As the 100th Mormon temple to be dedicated, the Boston Temple fulfills church President Gordon B. Hinckley's dream of having 100 temples by the year 2000. Located in suburban Belmont, Mass., the temple--like the 99 others worldwide--is not a meetinghouse for Sunday worship services or weekday auxiliary meetings. Mormon temples are designated for the faith's most sacred ordinances. These ceremonies turn human attention heavenward and link families together "for time and all eternity."

For Latter-day Saints in New England (there are 60,000), having this local refuge will be a coming full circle from the church's beginnings. Mormon founder Joseph Smith and his successor, Brigham Young, were both born in Vermont, and Mormons first preached in Boston in 1832, just two years after the founding of the church. Many contemporary Mormon leaders have genealogical ties to the area. Even President Gordon B. Hinckley's ancestor Thomas Hinckley was governor of Plymouth Colony from 1681 to 1692.

When the Mormons trekked west in the mid-19th century, the church presence in New England was still minimal.
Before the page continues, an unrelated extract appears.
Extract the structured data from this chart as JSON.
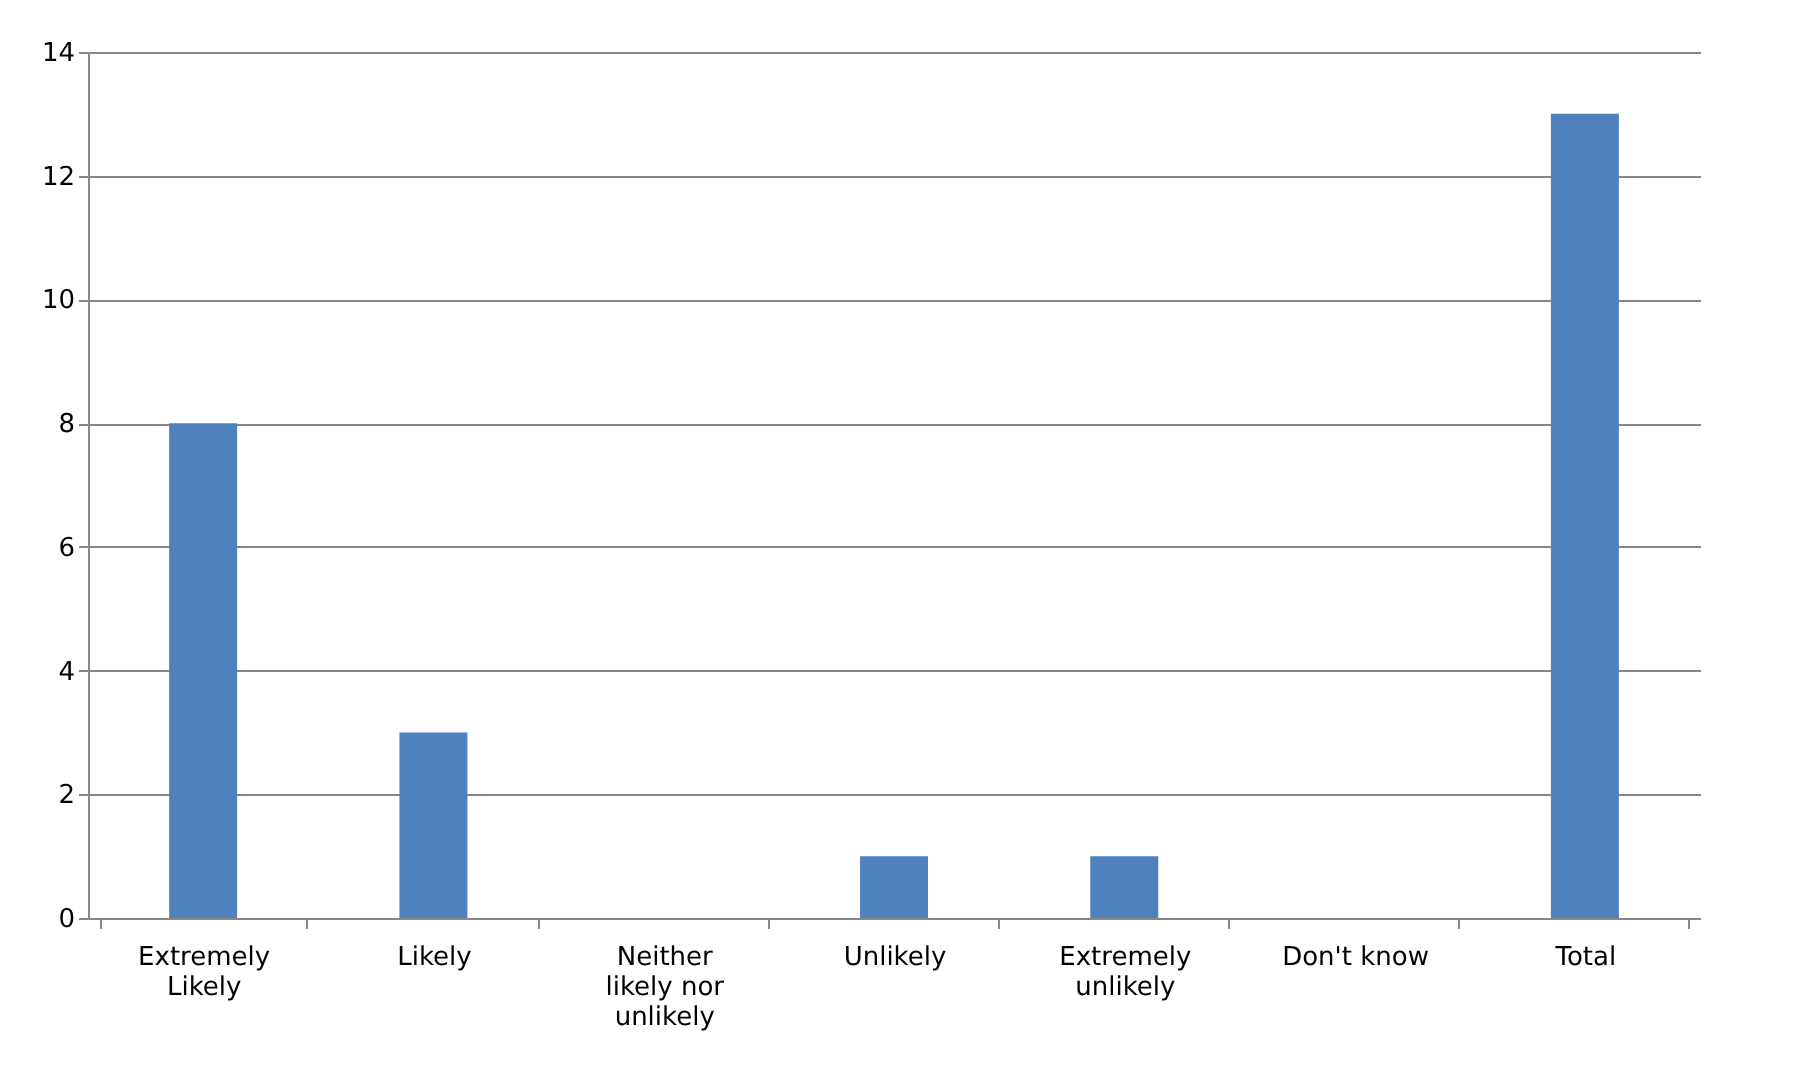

But in the 20th century and onward into this new one, the church in the Boston area has grown into a complicated mix. There are hard-working immigrant families (currently missionaries teach in English, Haitian, Cambodian, Portuguese, and Spanish); inner-city units with high unemployment and low literacy; university students and professors; native Yankees with their celebrated know-how; temporary Western implants (who sometimes think only they have adequate church "know-how," much to the exasperation of the locals) ... and more.
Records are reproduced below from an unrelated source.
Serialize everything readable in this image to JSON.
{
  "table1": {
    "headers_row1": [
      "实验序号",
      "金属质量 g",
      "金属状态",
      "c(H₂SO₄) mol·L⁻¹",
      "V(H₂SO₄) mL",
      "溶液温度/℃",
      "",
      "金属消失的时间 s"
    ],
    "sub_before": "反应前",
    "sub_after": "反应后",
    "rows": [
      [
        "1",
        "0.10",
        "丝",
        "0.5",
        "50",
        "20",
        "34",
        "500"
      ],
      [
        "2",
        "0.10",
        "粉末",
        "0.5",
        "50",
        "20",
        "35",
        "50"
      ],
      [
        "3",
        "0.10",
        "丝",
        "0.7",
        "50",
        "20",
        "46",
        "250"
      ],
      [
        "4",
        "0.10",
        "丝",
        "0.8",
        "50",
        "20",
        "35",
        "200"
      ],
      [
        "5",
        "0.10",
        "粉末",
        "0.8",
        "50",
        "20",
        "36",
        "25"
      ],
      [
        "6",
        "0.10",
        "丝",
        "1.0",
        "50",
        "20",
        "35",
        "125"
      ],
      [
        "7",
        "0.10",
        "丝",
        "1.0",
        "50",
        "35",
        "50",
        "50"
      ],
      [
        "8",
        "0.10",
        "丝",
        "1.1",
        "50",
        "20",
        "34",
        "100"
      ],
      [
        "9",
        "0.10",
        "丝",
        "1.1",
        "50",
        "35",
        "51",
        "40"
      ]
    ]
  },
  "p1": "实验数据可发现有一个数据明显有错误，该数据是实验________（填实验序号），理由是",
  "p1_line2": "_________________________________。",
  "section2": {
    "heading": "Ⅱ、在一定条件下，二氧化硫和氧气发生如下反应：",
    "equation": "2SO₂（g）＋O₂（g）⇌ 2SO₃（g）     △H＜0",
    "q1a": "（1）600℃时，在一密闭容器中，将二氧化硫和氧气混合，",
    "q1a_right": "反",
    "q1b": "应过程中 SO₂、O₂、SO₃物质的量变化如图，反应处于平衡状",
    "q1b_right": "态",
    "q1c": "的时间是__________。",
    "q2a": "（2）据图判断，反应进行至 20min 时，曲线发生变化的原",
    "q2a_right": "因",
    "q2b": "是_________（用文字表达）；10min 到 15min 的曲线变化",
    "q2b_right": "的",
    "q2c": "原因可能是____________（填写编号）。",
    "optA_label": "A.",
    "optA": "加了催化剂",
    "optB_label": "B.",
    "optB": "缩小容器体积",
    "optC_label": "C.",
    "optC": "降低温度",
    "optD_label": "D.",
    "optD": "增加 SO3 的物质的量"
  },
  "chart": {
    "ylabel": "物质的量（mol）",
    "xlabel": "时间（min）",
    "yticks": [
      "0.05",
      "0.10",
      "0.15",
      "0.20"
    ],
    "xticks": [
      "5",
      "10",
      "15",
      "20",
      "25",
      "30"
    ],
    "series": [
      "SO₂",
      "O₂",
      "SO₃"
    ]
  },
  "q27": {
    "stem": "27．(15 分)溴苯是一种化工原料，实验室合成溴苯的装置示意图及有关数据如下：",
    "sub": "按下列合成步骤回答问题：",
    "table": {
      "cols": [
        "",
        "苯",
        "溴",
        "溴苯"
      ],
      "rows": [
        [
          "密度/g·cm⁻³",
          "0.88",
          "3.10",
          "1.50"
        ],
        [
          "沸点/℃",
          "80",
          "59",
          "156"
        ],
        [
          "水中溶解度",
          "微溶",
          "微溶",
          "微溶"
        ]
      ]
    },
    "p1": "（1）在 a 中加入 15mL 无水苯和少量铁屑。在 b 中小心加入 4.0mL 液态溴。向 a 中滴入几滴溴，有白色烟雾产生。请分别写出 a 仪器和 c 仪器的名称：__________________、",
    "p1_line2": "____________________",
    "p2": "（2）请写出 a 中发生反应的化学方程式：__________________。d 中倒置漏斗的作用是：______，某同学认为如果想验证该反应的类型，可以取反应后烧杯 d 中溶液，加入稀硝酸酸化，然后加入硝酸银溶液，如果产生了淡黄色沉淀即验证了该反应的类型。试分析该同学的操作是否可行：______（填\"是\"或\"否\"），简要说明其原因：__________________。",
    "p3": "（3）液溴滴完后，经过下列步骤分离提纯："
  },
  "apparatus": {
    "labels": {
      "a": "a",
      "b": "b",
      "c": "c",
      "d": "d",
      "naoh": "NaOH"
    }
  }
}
But now, in this building on the hill, they will each sit side by side, dressed alike in white clothing, bringing their common faith and their private burdens for respite in the House of the Lord.
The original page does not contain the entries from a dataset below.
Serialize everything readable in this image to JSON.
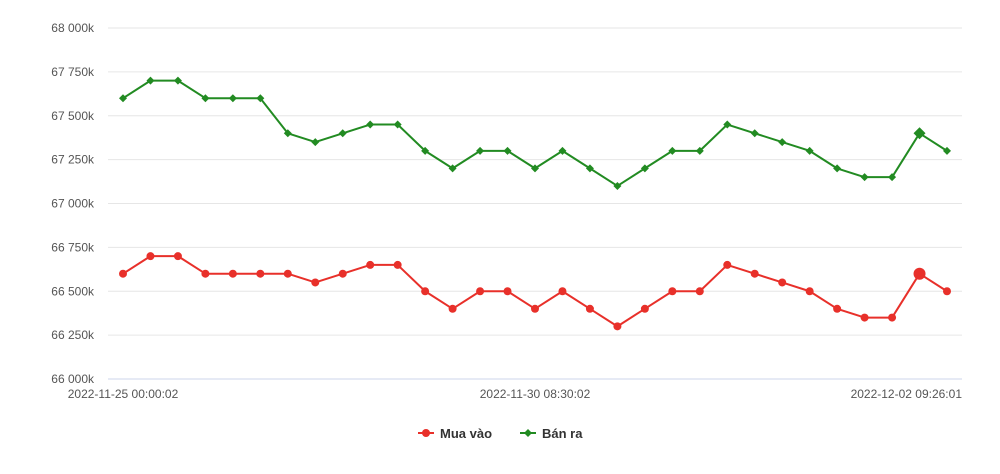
{
  "chart_data": {
    "type": "line",
    "title": "",
    "xlabel": "",
    "ylabel": "",
    "ylim": [
      66000,
      68000
    ],
    "yticks": [
      66000,
      66250,
      66500,
      66750,
      67000,
      67250,
      67500,
      67750,
      68000
    ],
    "ytick_labels": [
      "66 000k",
      "66 250k",
      "66 500k",
      "66 750k",
      "67 000k",
      "67 250k",
      "67 500k",
      "67 750k",
      "68 000k"
    ],
    "xtick_labels": [
      "2022-11-25 00:00:02",
      "2022-11-30 08:30:02",
      "2022-12-02 09:26:01"
    ],
    "grid": true,
    "legend_position": "bottom-center",
    "series": [
      {
        "name": "Mua vào",
        "color": "#e8302a",
        "marker": "circle",
        "values": [
          66600,
          66700,
          66700,
          66600,
          66600,
          66600,
          66600,
          66550,
          66600,
          66650,
          66650,
          66500,
          66400,
          66500,
          66500,
          66400,
          66500,
          66400,
          66300,
          66400,
          66500,
          66500,
          66650,
          66600,
          66550,
          66500,
          66400,
          66350,
          66350,
          66600,
          66500
        ]
      },
      {
        "name": "Bán ra",
        "color": "#228b22",
        "marker": "diamond",
        "values": [
          67600,
          67700,
          67700,
          67600,
          67600,
          67600,
          67400,
          67350,
          67400,
          67450,
          67450,
          67300,
          67200,
          67300,
          67300,
          67200,
          67300,
          67200,
          67100,
          67200,
          67300,
          67300,
          67450,
          67400,
          67350,
          67300,
          67200,
          67150,
          67150,
          67400,
          67300
        ]
      }
    ],
    "highlighted_index": 29
  }
}
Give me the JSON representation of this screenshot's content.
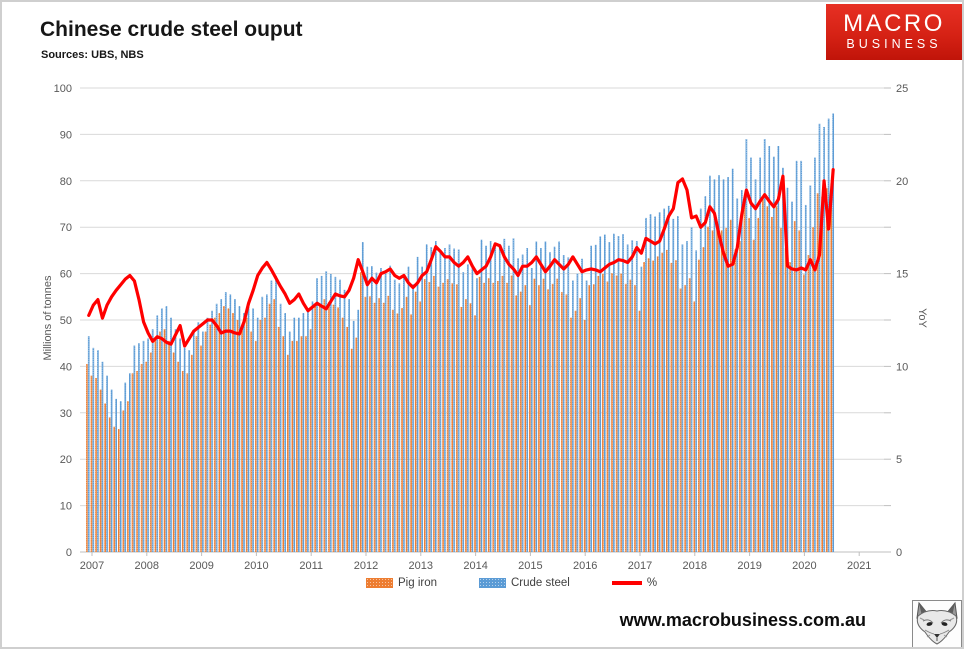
{
  "header": {
    "title": "Chinese crude steel ouput",
    "sources": "Sources: UBS, NBS"
  },
  "logo": {
    "line1": "MACRO",
    "line2": "BUSINESS",
    "bg_color": "#d62215",
    "text_color": "#ffffff"
  },
  "footer": {
    "url": "www.macrobusiness.com.au",
    "logo_icon": "fox-sketch"
  },
  "chart_data": {
    "type": "combo-bar-line",
    "frequency": "monthly",
    "x_start": "2007-01",
    "x_end": "2020-08",
    "x_tick_labels": [
      "2007",
      "2008",
      "2009",
      "2010",
      "2011",
      "2012",
      "2013",
      "2014",
      "2015",
      "2016",
      "2017",
      "2018",
      "2019",
      "2020",
      "2021"
    ],
    "left_axis": {
      "title": "Millions of tonnes",
      "min": 0,
      "max": 100,
      "step": 10
    },
    "right_axis": {
      "title": "YoY",
      "min": 0,
      "max": 25,
      "step": 5
    },
    "grid": true,
    "legend_position": "bottom",
    "gridline_color": "#D9D9D9",
    "axis_text_color": "#595959",
    "series": [
      {
        "name": "Pig iron",
        "type": "bar",
        "axis": "left",
        "color": "#ED7D31",
        "values": [
          40.5,
          38.0,
          37.5,
          35.0,
          32.0,
          29.0,
          27.0,
          26.5,
          30.5,
          32.5,
          38.5,
          39.0,
          40.5,
          41.0,
          43.0,
          46.0,
          47.5,
          48.0,
          45.5,
          43.0,
          41.0,
          39.0,
          38.5,
          42.5,
          46.5,
          44.5,
          47.5,
          49.0,
          50.5,
          51.5,
          53.0,
          52.5,
          51.5,
          50.0,
          48.5,
          50.5,
          47.5,
          45.5,
          50.0,
          50.5,
          53.5,
          54.5,
          48.5,
          46.5,
          42.5,
          45.5,
          45.5,
          46.5,
          46.5,
          48.0,
          53.0,
          53.5,
          54.5,
          53.9,
          53.3,
          52.7,
          50.5,
          48.5,
          43.8,
          46.2,
          60.3,
          55.0,
          55.1,
          53.7,
          54.7,
          53.7,
          55.2,
          52.2,
          51.4,
          52.6,
          55.0,
          51.2,
          56.1,
          54.0,
          58.8,
          58.2,
          59.5,
          57.2,
          58.0,
          58.8,
          57.9,
          57.7,
          52.8,
          54.5,
          53.6,
          51.0,
          59.3,
          58.0,
          59.0,
          58.0,
          58.4,
          59.5,
          58.0,
          59.6,
          55.3,
          56.1,
          57.5,
          53.2,
          58.9,
          57.5,
          58.9,
          56.6,
          57.8,
          58.9,
          56.0,
          55.5,
          50.5,
          52.0,
          54.7,
          50.0,
          57.5,
          57.7,
          59.5,
          59.9,
          58.3,
          60.1,
          59.6,
          60.0,
          57.8,
          58.7,
          57.5,
          52.0,
          62.5,
          63.3,
          62.8,
          63.7,
          64.5,
          65.1,
          62.3,
          62.9,
          56.8,
          57.5,
          59.0,
          54.0,
          63.0,
          65.7,
          70.1,
          69.3,
          70.2,
          69.3,
          69.8,
          71.6,
          65.2,
          67.0,
          76.0,
          72.0,
          67.3,
          72.0,
          76.0,
          74.5,
          72.2,
          74.5,
          69.8,
          65.5,
          62.5,
          71.3,
          69.3,
          59.8,
          64.0,
          70.0,
          77.3,
          76.6,
          78.4,
          79.5
        ]
      },
      {
        "name": "Crude steel",
        "type": "bar",
        "axis": "left",
        "color": "#5B9BD5",
        "values": [
          46.5,
          44.0,
          43.5,
          41.0,
          38.0,
          35.0,
          33.0,
          32.5,
          36.5,
          38.5,
          44.5,
          45.0,
          45.5,
          46.0,
          48.0,
          51.0,
          52.5,
          53.0,
          50.5,
          48.0,
          46.0,
          44.0,
          43.5,
          47.5,
          49.5,
          47.5,
          50.5,
          52.0,
          53.5,
          54.5,
          56.0,
          55.5,
          54.5,
          53.0,
          51.5,
          53.5,
          52.5,
          50.5,
          55.0,
          55.5,
          58.5,
          59.5,
          53.5,
          51.5,
          47.5,
          50.5,
          50.5,
          51.5,
          52.5,
          54.0,
          59.0,
          59.5,
          60.5,
          59.9,
          59.3,
          58.7,
          56.5,
          54.5,
          49.8,
          52.2,
          66.8,
          61.5,
          61.6,
          60.2,
          61.2,
          60.2,
          61.7,
          58.7,
          57.9,
          59.1,
          61.5,
          57.7,
          63.6,
          61.5,
          66.3,
          65.7,
          67.0,
          64.7,
          65.5,
          66.3,
          65.4,
          65.2,
          60.3,
          62.0,
          61.6,
          59.0,
          67.3,
          66.0,
          67.0,
          66.0,
          66.4,
          67.5,
          66.0,
          67.6,
          63.3,
          64.1,
          65.5,
          61.2,
          66.9,
          65.5,
          66.9,
          64.6,
          65.8,
          66.9,
          64.0,
          63.5,
          58.5,
          60.0,
          63.2,
          58.5,
          66.0,
          66.2,
          68.0,
          68.4,
          66.8,
          68.6,
          68.1,
          68.5,
          66.3,
          67.2,
          67.0,
          61.5,
          72.0,
          72.8,
          72.3,
          73.2,
          74.0,
          74.6,
          71.8,
          72.4,
          66.3,
          67.0,
          70.0,
          65.0,
          74.0,
          76.7,
          81.1,
          80.3,
          81.2,
          80.3,
          80.8,
          82.6,
          76.2,
          78.0,
          89.0,
          85.0,
          80.3,
          85.0,
          89.0,
          87.5,
          85.2,
          87.5,
          82.8,
          78.5,
          75.5,
          84.3,
          84.3,
          74.8,
          79.0,
          85.0,
          92.3,
          91.6,
          93.4,
          94.5
        ]
      },
      {
        "name": "%",
        "type": "line",
        "axis": "right",
        "color": "#FF0000",
        "values": [
          12.75,
          13.3,
          13.6,
          12.6,
          13.3,
          13.75,
          14.1,
          14.4,
          14.7,
          14.9,
          14.6,
          13.6,
          12.4,
          11.8,
          11.35,
          11.6,
          11.5,
          11.3,
          11.2,
          11.7,
          12.2,
          11.1,
          11.5,
          11.9,
          12.1,
          12.3,
          12.5,
          12.5,
          12.2,
          11.8,
          11.9,
          11.9,
          11.8,
          11.75,
          12.4,
          13.4,
          14.1,
          14.9,
          15.3,
          15.6,
          15.2,
          14.75,
          14.3,
          13.9,
          13.4,
          13.6,
          13.9,
          13.4,
          13.0,
          13.2,
          13.4,
          13.25,
          13.1,
          13.5,
          13.9,
          13.8,
          13.75,
          14.1,
          14.75,
          15.75,
          15.1,
          14.4,
          14.75,
          14.5,
          15.0,
          15.1,
          15.25,
          14.9,
          14.75,
          14.9,
          14.5,
          14.25,
          14.5,
          14.9,
          15.1,
          15.75,
          16.45,
          16.2,
          15.9,
          15.9,
          15.6,
          15.4,
          15.6,
          15.9,
          15.4,
          15.0,
          15.2,
          15.4,
          15.9,
          16.6,
          16.5,
          15.9,
          15.5,
          15.25,
          14.9,
          15.4,
          15.4,
          15.6,
          15.9,
          15.5,
          15.1,
          15.4,
          15.75,
          15.5,
          15.25,
          15.5,
          15.9,
          15.5,
          15.1,
          15.2,
          15.25,
          15.2,
          15.1,
          15.3,
          15.5,
          15.6,
          15.75,
          15.7,
          15.6,
          15.9,
          16.4,
          16.1,
          16.9,
          16.75,
          16.6,
          16.75,
          17.4,
          18.1,
          18.5,
          19.9,
          20.1,
          19.5,
          18.0,
          18.1,
          17.5,
          17.75,
          18.6,
          18.25,
          17.1,
          16.1,
          15.4,
          15.5,
          16.4,
          18.2,
          19.5,
          18.8,
          18.5,
          18.9,
          19.25,
          18.9,
          18.6,
          19.0,
          20.25,
          15.4,
          15.25,
          15.2,
          15.3,
          15.2,
          15.75,
          15.2,
          16.0,
          20.0,
          17.4,
          20.6
        ]
      }
    ]
  }
}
I don't attend the temple for the feeling of commonality, however, satisfying as that is on some levels. I go, first of all, because I want to be obedient. We are urged to participate in rituals that link families throughout eternity, reenact the creation of the world, and follow mortals through the journey of life. There are parts of the ceremonies that thrill me. Other parts baffle me with a benign confusion. Still other parts disturb me in profound ways when I try to make sense out of them. I go anyway.

It is, in fact, the "unexplain-edness" of the temple experience that draws me to its doors. (Well, that and my conviction that the work I do by proxy really does benefit those who have passed on.) Because aspects of the temple are not talked about outside the temple, or even very much inside the temple, I am left to discover meaning on my own. My quest for further light and knowledge is fed in ways uniquely suited for me.

The best preparation I had for the temple came not in any Temple Preparation classes or Gospel Doctrine seminars but in a Tribal Metaphysics course I took long ago in graduate school--though certainly that was not the professor's agenda. I learned in that class that the Native Americans we studied do not share our Western European/American urge to figure out, analyze, and intellectualize. Spiritual encounters in particular are to be experienced as grass experiences dew.

This is the healthiest way I have found to experience my personal temple visits. "Understanding what happens" is not the right paradigm. "Allowing it to happen" is better. Or perhaps it is an "instilling," which the Oxford American Dictionary defines as "to introduce into a person's mind gradually; to put into something by drops."

Not long ago, I visited our temple in Sweden. I speak very little Swedish, but that wouldn't have mattered, since the session I attended was in Danish. I wore a headset that, with a flick of the dial, provided the service in several languages. I enjoyed comparing subtle translation differences and the overall experience of just letting the event settle on me. Two months later, I attended the temple in Provo, Utah. The session was in Spanish (a language I don't speak), and there weren't enough headsets to go around. These were two of my most satisfying temple visits ever. Maybe, since I work and play in words, not having them available made me more present for other kinds of communication.